イラスト:石川ともこ
本日2月24日(水)のNHK「あさイチ」では大人の発達障害にスポットを当てます。そこで、「婦人公論」の記事から発達障害の専門家による解説を。
一般にも知られるようになってきた「発達障害」ですが、症状の表れ方は人それぞれ。もし自分や家族が発達障害であった場合は、どのように対処すればよいのでしょうか。大人の発達障害の患者を数多く診断・治療してきた、専門医の宮尾益知先生にうかがいました。後編は「自分、家族が診断されたら…」です。(構成=田中有 イラスト=石川ともこ)

ASD、ADHD、LDの特徴を専門医が解説!

親にとっても子にとってもくつろげる家庭にするために

当院へ発達障害の疑いのある子どもを連れてきた両親に、ASDやADHDの特性が見られることはよくあります。親世代は発達障害という考え方がなかった時代に育ち、「変わった子」などと言われながらも学校や職場で周囲と同じ程度かそれ以上の成果を出してきた人も。ところが、家庭を持ったり管理職に昇進したり、環境の変化をきっかけに周りとうまくやれなくなることがあるのです。

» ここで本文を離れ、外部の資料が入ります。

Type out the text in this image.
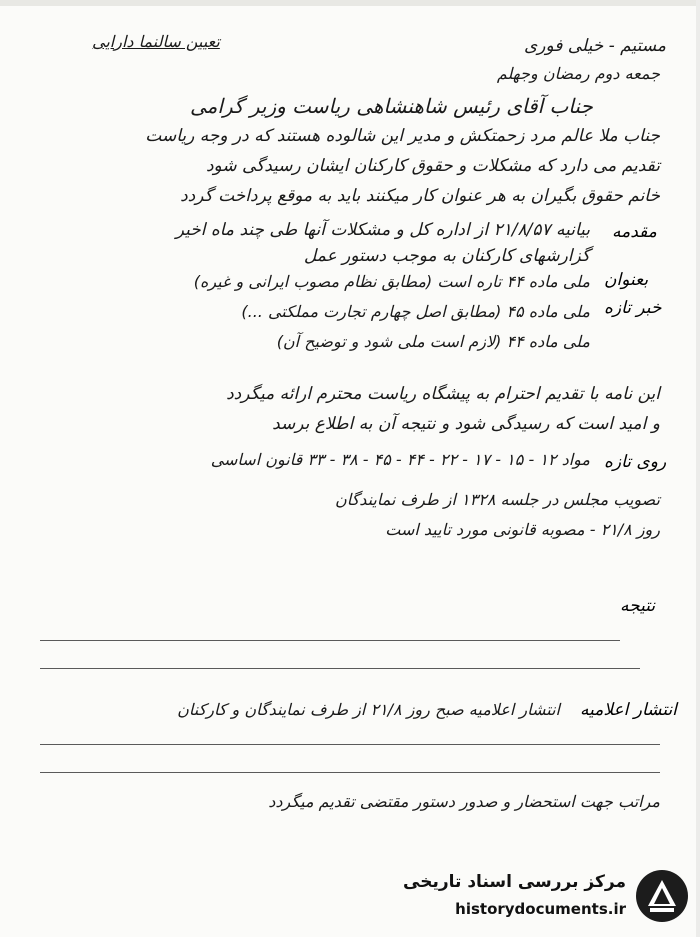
تعیین سالنما دارایی	مستیم - خیلی فوری
جمعه دوم رمضان وجهلم
جناب آقای رئیس شاهنشاهی ریاست وزیر گرامی
جناب ملا عالم مرد زحمتکش و مدیر این شالوده هستند که در وجه ریاست
تقدیم می دارد که مشکلات و حقوق کارکنان ایشان رسیدگی شود
خانم حقوق بگیران به هر عنوان کار میکنند باید به موقع پرداخت گردد
مقدمه
بیانیه ۲۱/۸/۵۷ از اداره کل و مشکلات آنها طی چند ماه اخیر
گزارشهای کارکنان به موجب دستور عمل
بعنوان
خبر تازه
ملی ماده ۴۴ تاره است (مطابق نظام مصوب ایرانی و غیره)
ملی ماده ۴۵ (مطابق اصل چهارم تجارت مملکتی ...)
ملی ماده ۴۴ (لازم است ملی شود و توضیح آن)
این نامه با تقدیم احترام به پیشگاه ریاست محترم ارائه میگردد
و امید است که رسیدگی شود و نتیجه آن به اطلاع برسد
روی تازه
مواد ۱۲ - ۱۵ - ۱۷ - ۲۲ - ۴۴ - ۴۵ - ۳۸ - ۳۳ قانون اساسی
تصویب مجلس در جلسه ۱۳۲۸ از طرف نمایندگان
روز ۲۱/۸ - مصوبه قانونی مورد تایید است
نتیجه
انتشار اعلامیه
انتشار اعلامیه صبح روز ۲۱/۸ از طرف نمایندگان و کارکنان
مراتب جهت استحضار و صدور دستور مقتضی تقدیم میگردد
مرکز بررسی اسناد تاریخی
historydocuments.ir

たとえば妻が体調を崩して咳き込みながら洗い物をしていても、夫は気にせずゲームをしている。「手伝おうと思わないの?」と妻は腹を立てるでしょうが、もし夫がASDだったなら、察するなんて到底無理。こういう日々の小さな行き違いが、夫婦間の亀裂を深くしていくのです。

さらに深刻な場合は、暴言や暴力の問題が起こります。自分のルールにこだわるASDの夫が、日頃から口うるさく文句ばかり言ってくる妻に手を上げる。あるいはADHDの母親が、衝動的に子どもを罵倒してしまう。こうなると家の中は殺伐として、家族の誰にとってもくつろげる場所ではなくなります。